To make matters worse, in attempting to subvert the typical fairy tale love story that befalls so many K-Dramas, “Love to Hate You” ends up providing a cop-out answer to this problem of casual and flippant sexism. Through ridiculous, improbable excuses, the show attempts to absolve Kang-ho of complete responsibility for his arrogant remarks, meaning his character is largely deprived of any meaningful growth. “Love to Hate You” attempts to humanize Kang-ho through his tragic backstory, but in the process, ends up partially blaming other women for Kang-ho’s misogyny, allowing him to progress through the rest of the series unchanged. “I fell for you because you weren't like other women,” Kang-ho echoes in episode nine, going on to explain how the women in his life have contributed to his biased outlook. In fact, in episode eight, titled “The Way You Change Me,” Kang-ho’s learning is limited to a single moment in which Mi-ran must take initiative and open the conversation about the damsel-in-distress stereotype, while he simply stands there dumbfounded. So much for change.

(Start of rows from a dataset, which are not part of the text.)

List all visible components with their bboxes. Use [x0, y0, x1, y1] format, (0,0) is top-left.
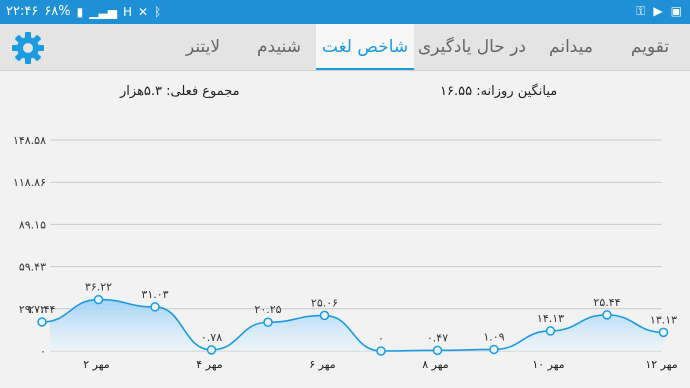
data-point: [319, 310, 330, 321]
tab-heard[interactable]: شنیدم: [246, 24, 312, 70]
data-label: ۲۰.۲۵: [254, 303, 281, 316]
data-point: [489, 344, 499, 355]
bluetooth-icon: ᛒ: [154, 4, 162, 19]
data-label: ۲۰.۴۴: [28, 303, 55, 316]
clock: ۲۲:۴۶: [6, 4, 39, 19]
x-tick-label: ۲ مهر: [83, 358, 110, 371]
settings-gear-icon[interactable]: [10, 30, 46, 66]
y-tick-label: ۵۹.۴۳: [19, 261, 46, 274]
network-icon: H: [122, 4, 132, 19]
x-tick-label: ۱۰ مهر: [532, 358, 564, 371]
data-point: [263, 317, 273, 327]
no-sim-icon: ✕: [137, 4, 149, 19]
word-index-chart: ۱۴۸.۵۸۱۱۸.۸۶۸۹.۱۵۵۹.۴۳۲۹.۷۲۰ ۲۰.۴۴۳۶.۲۲۳…: [13, 134, 678, 371]
data-label: ۲۵.۰۶: [311, 296, 338, 309]
y-tick-label: ۱۴۸.۵۸: [13, 134, 46, 147]
data-label: ۲۵.۴۴: [593, 296, 620, 309]
data-point: [432, 345, 443, 356]
y-tick-label: ۸۹.۱۵: [19, 218, 46, 231]
tab-word-index[interactable]: شاخص لغت: [316, 24, 414, 70]
tab-bar: لایتنر شنیدم شاخص لغت در حال یادگیری مید…: [0, 24, 690, 71]
data-point: [150, 302, 160, 312]
x-tick-label: ۱۲ مهر: [645, 358, 677, 371]
data-label: ۱۳.۱۳: [650, 313, 677, 326]
gallery-icon: ▣: [670, 4, 682, 18]
data-label: ۱۴.۱۳: [537, 312, 564, 325]
area-fill: [42, 299, 664, 351]
signal-icon: ▁▃▅: [89, 4, 117, 19]
total-summary: مجموع فعلی: ۵.۳هزار: [120, 84, 240, 99]
data-label: ۳۱.۰۳: [141, 288, 168, 301]
tab-calendar[interactable]: تقویم: [618, 24, 682, 70]
data-point: [602, 310, 612, 320]
battery-percent: ۶۸%: [44, 4, 71, 19]
data-label: ۰.۴۷: [427, 331, 448, 344]
data-label: ۰: [378, 332, 384, 345]
x-tick-label: ۴ مهر: [196, 358, 223, 371]
status-bar: ۲۲:۴۶ ۶۸% ▮ ▁▃▅ H ✕ ᛒ ⚿ ▶ ▣: [0, 0, 690, 24]
x-tick-label: ۶ مهر: [309, 358, 336, 371]
data-point: [93, 294, 104, 305]
tab-learning[interactable]: در حال یادگیری: [416, 24, 528, 70]
data-point: [206, 345, 217, 355]
y-tick-label: ۱۱۸.۸۶: [13, 176, 46, 189]
data-label: ۳۶.۲۲: [85, 281, 112, 294]
youtube-icon: ▶: [653, 4, 663, 18]
data-label: ۱.۰۹: [483, 330, 504, 343]
data-label: ۰.۷۸: [201, 331, 222, 344]
tab-leitner[interactable]: لایتنر: [168, 24, 238, 70]
x-tick-label: ۸ مهر: [422, 358, 449, 371]
key-icon: ⚿: [636, 4, 646, 18]
data-point: [545, 326, 556, 336]
battery-icon: ▮: [76, 4, 84, 19]
daily-average: میانگین روزانه: ۱۶.۵۵: [440, 84, 558, 99]
data-point: [37, 317, 47, 327]
y-tick-label: ۰: [40, 345, 46, 358]
tab-known[interactable]: میدانم: [532, 24, 610, 70]
x-axis-labels: ۲ مهر ۴ مهر ۶ مهر ۸ مهر ۱۰ مهر ۱۲ مهر: [83, 358, 678, 371]
data-point: [376, 346, 386, 356]
data-point: [658, 327, 669, 338]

Despite this, the show is not overall unenjoyable. Though the premise and development of their fake-dating is shaky, their spontaneous romantic moments (and even Kang-ho’s dramatic public gestures) are admittedly sweet in their vulnerability. For example, after a long day at work, all the lawyers at Mi-ran’s new firm sprint gleefully out to the cars for a night on the town, like Harvard students fleeing the Science Center on a Friday afternoon. Another day at work, Mi-ran walks in on her coworkers vigorously practicing a K-pop dance in full business suits. It’s these mundane moments, unfettered by the show’s convoluted themes, that somewhat redeem “Love to Hate You.”

Furthermore, though the series gets off to a rocky start, its law-related subplots expose real disparities in Korea’s gender pay gap and workplace culture. After learning she is a diversity hire as the only female applicant, Mi-ran retreats to the restroom, spirits crushed and mourning her naivety at thinking she had fairly “bested all those men.” Moments of female solidarity, especially between Mi-ran and her older client fighting for a divorce against her cheating husband (Kim Sung-Ryung), act as welcome moments of respite from the rest of the show's questionable treatment of misogyny. Though the show moves on quickly from these subplots, it is an accurate and poignant portrayal of some of the challenges that Korean women in the workforce face.

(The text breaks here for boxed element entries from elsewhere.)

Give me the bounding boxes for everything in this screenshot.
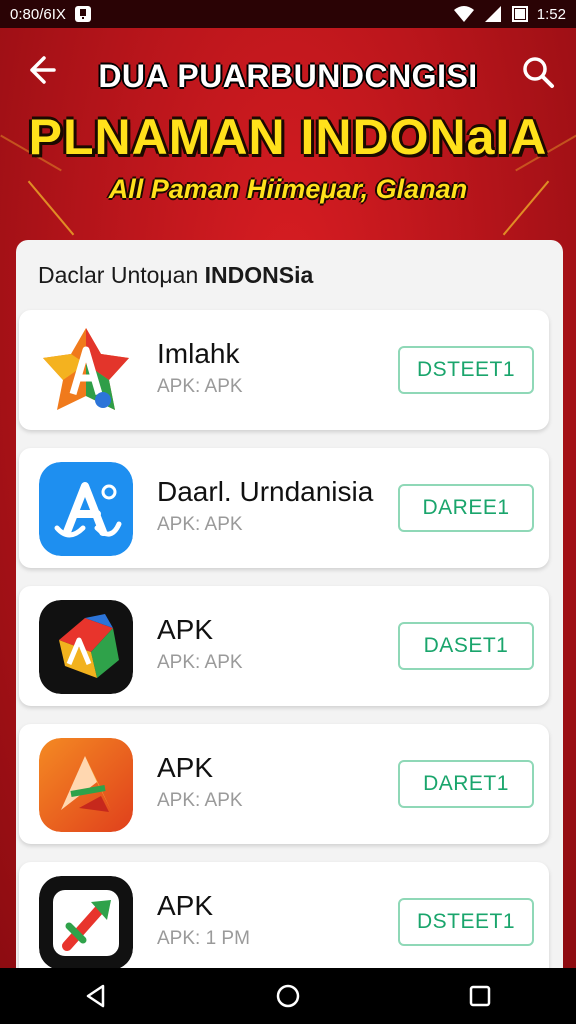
orange-a-icon bbox=[39, 738, 133, 832]
arrow-logo-icon bbox=[39, 876, 133, 968]
detail-button[interactable]: DASET1 bbox=[398, 622, 534, 670]
status-bar: 0:80/6IX 1:52 bbox=[0, 0, 576, 28]
app-card[interactable]: Imlahk APK: APK DSTEET1 bbox=[19, 310, 549, 430]
app-card[interactable]: APK APK: 1 PM DSTEET1 bbox=[19, 862, 549, 968]
app-name: APK bbox=[157, 614, 214, 645]
app-card[interactable]: APK APK: APK DARET1 bbox=[19, 724, 549, 844]
blue-a-icon bbox=[39, 462, 133, 556]
app-name: Daarl. Urndanisia bbox=[157, 476, 374, 507]
header-title-line1: DUA PUARBUNDCNGISI bbox=[98, 58, 478, 94]
orange-star-a-icon bbox=[39, 324, 133, 418]
detail-button[interactable]: DSTEET1 bbox=[398, 898, 534, 946]
colorful-cube-icon bbox=[39, 600, 133, 694]
panel-title-bold: INDONSia bbox=[204, 262, 314, 288]
navigation-bar bbox=[0, 968, 576, 1024]
app-name: APK bbox=[157, 752, 214, 783]
detail-button[interactable]: DARET1 bbox=[398, 760, 534, 808]
detail-button[interactable]: DAREE1 bbox=[398, 484, 534, 532]
app-subtitle: APK: APK bbox=[157, 376, 243, 397]
signal-icon bbox=[484, 6, 501, 22]
nav-back-icon[interactable] bbox=[83, 983, 109, 1009]
status-time: 1:52 bbox=[536, 5, 566, 23]
nav-recents-icon[interactable] bbox=[467, 983, 493, 1009]
app-subtitle: APK: APK bbox=[157, 790, 243, 811]
app-subtitle: APK: 1 PM bbox=[157, 928, 250, 949]
status-clock-left: 0:80/6IX bbox=[10, 5, 66, 23]
hero-banner: DUA PUARBUNDCNGISI PLNAMAN INDONaIA All … bbox=[0, 28, 576, 968]
app-name: APK bbox=[157, 890, 214, 921]
battery-icon bbox=[511, 6, 528, 22]
app-card[interactable]: APK APK: APK DASET1 bbox=[19, 586, 549, 706]
app-name: Imlahk bbox=[157, 338, 240, 369]
wifi-icon bbox=[453, 6, 474, 22]
app-subtitle: APK: APK bbox=[157, 514, 243, 535]
detail-button[interactable]: DSTEET1 bbox=[398, 346, 534, 394]
panel-title-prefix: Daclar Untoμan bbox=[38, 262, 205, 288]
app-list-panel: Daclar Untoμan INDONSia Imlahk APK: APK … bbox=[16, 240, 563, 968]
header-title-line2: PLNAMAN INDONaIA bbox=[28, 109, 548, 165]
app-card[interactable]: Daarl. Urndanisia APK: APK DAREE1 bbox=[19, 448, 549, 568]
nav-home-icon[interactable] bbox=[275, 983, 301, 1009]
notification-icon bbox=[74, 6, 91, 22]
panel-title: Daclar Untoμan INDONSia bbox=[38, 262, 313, 289]
app-subtitle: APK: APK bbox=[157, 652, 243, 673]
header-subtitle: All Paman Hiimeμar, Glanan bbox=[108, 174, 468, 204]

Inevitably, the headstrong Mi-ran, who swears off all men in the first episode after a string of disheartening experiences, comes to regret her words. The show does allow Kang-ho to become educated as he is partially “cured” of his casual misogyny by his love for Mi-ran — however, this is a very shallow exploration of the real, pervasive sexism present in Mi-ran’s life. In this way, “Love to Hate You” misses the opportunity to provide nuance to the typical exceptionalist narrative. While it’s alright that a K-drama ends up being little more than a slightly convoluted enemies-to-lovers-meets-fake-dating rom-com, it had — and wasted — the potential to become so much more.